Question

Using PostgreSQL 12, I have the requirement that some data needs to be "refreshed" each night. That means: The database has to do some calculations based on the current date and write the result to the table. That works in general. However, the way it works is not perfect, it seems.

Basically, there is a PLV8 query like this:

DO $$

var myData = plv8.execute('SELECT id FROM my_table');
for(let i = 0; < myData.length; i++) {
    plv8.execute('SELECT my_function_which_refreshes_lots_of_data($1)',[myData[i].id);
}
$$ LANGUAGE plv8;

my_function_which_refreshes_lots_of_data takes the id of one item and does all the work. It has to be done this way, because triggering of refreshing also needs to be possible for single rows sometimes.

The problem is that somehow this got out of control. Currently, the query runs for more than an hour, has taken 99% of the memory, fills up the swap space and is most of the time in status "D" - "disk sleep (uninterruptible)". The duration of the query is not a problem, since it usually runs over night, triggered by a cronjob. However, the memory consumption and the process status (basically somehow like a zombie) is or might be a problem.

So, my idea was: As far as I know, PostgreSQL keeps all the changes to tables in memory while the query runs and writes them only at the end. Would it be possible to trigger manually "write to disk what you've got so far and free the memory"?

I would do that in my code after plv8.execute('SELECT my_function_which_refreshes_lots_of_data($1)',[myData[i].id);. Of course, if the process crashes or whatever, that would result in an inconsistent state: Part of the items would be processed by my_function_which_refreshes_lots_of_data, while the rest would remain as before. However, that's better than no item being written at all. And definitely better than a query running for so long and consuming all the memory.

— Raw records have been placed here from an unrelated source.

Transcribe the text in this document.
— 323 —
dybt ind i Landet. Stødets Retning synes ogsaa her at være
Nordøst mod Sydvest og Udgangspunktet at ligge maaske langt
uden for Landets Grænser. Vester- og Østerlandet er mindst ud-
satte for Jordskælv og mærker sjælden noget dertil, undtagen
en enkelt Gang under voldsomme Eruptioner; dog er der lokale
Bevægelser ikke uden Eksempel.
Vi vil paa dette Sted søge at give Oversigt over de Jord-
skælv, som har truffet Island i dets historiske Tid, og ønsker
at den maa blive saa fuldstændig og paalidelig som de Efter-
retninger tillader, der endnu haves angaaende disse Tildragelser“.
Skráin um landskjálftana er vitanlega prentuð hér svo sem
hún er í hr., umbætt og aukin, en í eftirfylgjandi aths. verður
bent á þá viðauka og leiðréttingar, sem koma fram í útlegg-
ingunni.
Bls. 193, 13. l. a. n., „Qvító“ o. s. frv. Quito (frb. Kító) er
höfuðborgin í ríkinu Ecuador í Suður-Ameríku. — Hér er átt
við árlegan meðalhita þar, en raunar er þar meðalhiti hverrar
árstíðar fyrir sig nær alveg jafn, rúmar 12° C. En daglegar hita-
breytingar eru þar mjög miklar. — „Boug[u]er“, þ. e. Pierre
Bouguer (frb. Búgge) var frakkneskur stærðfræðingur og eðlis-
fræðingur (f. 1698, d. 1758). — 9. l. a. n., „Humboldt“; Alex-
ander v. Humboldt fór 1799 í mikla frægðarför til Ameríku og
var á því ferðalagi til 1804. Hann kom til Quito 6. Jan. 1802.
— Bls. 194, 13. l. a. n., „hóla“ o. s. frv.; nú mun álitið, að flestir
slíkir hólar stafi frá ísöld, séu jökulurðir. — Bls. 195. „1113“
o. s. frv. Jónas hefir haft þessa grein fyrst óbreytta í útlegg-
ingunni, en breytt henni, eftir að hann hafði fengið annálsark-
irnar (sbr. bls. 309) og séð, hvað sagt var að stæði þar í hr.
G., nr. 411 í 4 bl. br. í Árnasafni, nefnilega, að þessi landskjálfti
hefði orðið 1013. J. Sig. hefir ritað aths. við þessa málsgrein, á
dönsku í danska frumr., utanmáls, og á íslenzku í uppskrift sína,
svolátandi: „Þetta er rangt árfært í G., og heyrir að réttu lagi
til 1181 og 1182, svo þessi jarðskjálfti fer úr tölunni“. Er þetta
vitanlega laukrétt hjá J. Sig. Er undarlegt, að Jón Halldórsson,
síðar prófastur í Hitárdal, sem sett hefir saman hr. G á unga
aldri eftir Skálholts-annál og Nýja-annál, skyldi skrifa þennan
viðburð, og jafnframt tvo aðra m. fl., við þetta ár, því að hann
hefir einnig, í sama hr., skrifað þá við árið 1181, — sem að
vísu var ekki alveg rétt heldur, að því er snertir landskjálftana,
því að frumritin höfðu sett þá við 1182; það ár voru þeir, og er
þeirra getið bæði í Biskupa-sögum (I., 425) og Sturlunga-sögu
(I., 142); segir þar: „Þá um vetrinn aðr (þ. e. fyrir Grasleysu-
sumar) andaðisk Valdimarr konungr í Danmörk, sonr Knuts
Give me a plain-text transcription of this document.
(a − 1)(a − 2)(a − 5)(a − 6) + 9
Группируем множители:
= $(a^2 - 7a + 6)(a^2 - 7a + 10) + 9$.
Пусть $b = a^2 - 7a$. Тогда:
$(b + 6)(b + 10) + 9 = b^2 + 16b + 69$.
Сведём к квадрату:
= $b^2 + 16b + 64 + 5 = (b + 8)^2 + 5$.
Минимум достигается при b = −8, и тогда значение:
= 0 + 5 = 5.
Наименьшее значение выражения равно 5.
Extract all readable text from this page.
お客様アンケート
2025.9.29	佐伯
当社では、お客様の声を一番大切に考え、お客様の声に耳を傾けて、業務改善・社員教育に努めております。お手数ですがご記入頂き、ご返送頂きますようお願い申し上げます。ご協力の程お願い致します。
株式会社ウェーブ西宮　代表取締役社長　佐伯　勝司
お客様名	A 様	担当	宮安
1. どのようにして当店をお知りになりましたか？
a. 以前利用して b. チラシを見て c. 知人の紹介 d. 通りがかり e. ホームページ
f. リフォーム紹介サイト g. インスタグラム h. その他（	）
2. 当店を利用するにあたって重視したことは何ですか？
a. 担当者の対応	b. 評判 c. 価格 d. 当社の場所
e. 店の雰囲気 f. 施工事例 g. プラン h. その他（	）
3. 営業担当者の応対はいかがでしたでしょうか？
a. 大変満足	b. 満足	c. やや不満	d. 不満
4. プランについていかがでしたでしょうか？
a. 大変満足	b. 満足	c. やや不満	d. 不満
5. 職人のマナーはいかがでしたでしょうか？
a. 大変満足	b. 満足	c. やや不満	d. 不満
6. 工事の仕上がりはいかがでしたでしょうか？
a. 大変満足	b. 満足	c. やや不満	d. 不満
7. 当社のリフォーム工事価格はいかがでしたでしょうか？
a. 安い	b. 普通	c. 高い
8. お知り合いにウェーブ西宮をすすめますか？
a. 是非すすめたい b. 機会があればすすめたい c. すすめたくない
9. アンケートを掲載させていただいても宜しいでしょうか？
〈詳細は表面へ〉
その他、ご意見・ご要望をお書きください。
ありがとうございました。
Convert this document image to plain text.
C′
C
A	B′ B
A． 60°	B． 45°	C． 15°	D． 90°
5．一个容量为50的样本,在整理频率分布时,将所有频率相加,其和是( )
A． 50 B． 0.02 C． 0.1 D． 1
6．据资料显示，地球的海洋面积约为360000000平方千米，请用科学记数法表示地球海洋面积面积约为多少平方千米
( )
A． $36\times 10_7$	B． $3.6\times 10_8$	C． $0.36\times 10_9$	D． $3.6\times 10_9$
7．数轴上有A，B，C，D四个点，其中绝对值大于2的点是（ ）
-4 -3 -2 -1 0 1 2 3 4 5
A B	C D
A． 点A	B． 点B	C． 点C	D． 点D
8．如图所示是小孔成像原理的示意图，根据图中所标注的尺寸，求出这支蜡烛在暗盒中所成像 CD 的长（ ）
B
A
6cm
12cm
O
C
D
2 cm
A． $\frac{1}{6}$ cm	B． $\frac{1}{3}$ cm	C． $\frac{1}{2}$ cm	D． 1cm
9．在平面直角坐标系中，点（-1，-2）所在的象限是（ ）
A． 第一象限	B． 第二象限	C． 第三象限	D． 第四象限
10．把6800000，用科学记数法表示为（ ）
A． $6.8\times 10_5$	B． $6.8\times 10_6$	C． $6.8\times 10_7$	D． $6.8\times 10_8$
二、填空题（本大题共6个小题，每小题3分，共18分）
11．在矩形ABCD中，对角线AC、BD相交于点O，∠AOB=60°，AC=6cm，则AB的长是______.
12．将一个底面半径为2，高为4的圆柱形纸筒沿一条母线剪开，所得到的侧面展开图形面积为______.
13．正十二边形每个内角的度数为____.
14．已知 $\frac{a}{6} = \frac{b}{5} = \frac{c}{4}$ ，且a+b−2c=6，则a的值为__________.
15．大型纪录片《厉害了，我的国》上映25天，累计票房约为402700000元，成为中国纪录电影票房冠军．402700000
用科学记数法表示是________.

I know I could somehow try to split the query at client side. However, that would be less convenient for me for some reasons.

Was it helpful?

Solution

No, PostgreSQL does not keep transactions in progress cached in memory. They are written to disk as usual.

All that happens at commit time is that the write ahead log (WAL) and the commit log are flushed to disk.

So you must investigate further to find the cause for your I/O overload.

Useful lines of investigation are:

  • use pg_stat_statements with pg_stat_statements.track = all to find the SQL statements that cause the load.

  • set track_io_timing = on to see which queries contribute most to the I/O load.

  • check if each function call runs in a separate transaction or not.

    If yes, bundle several calls in a single transaction - perhaps the many WAL flushes are killing you.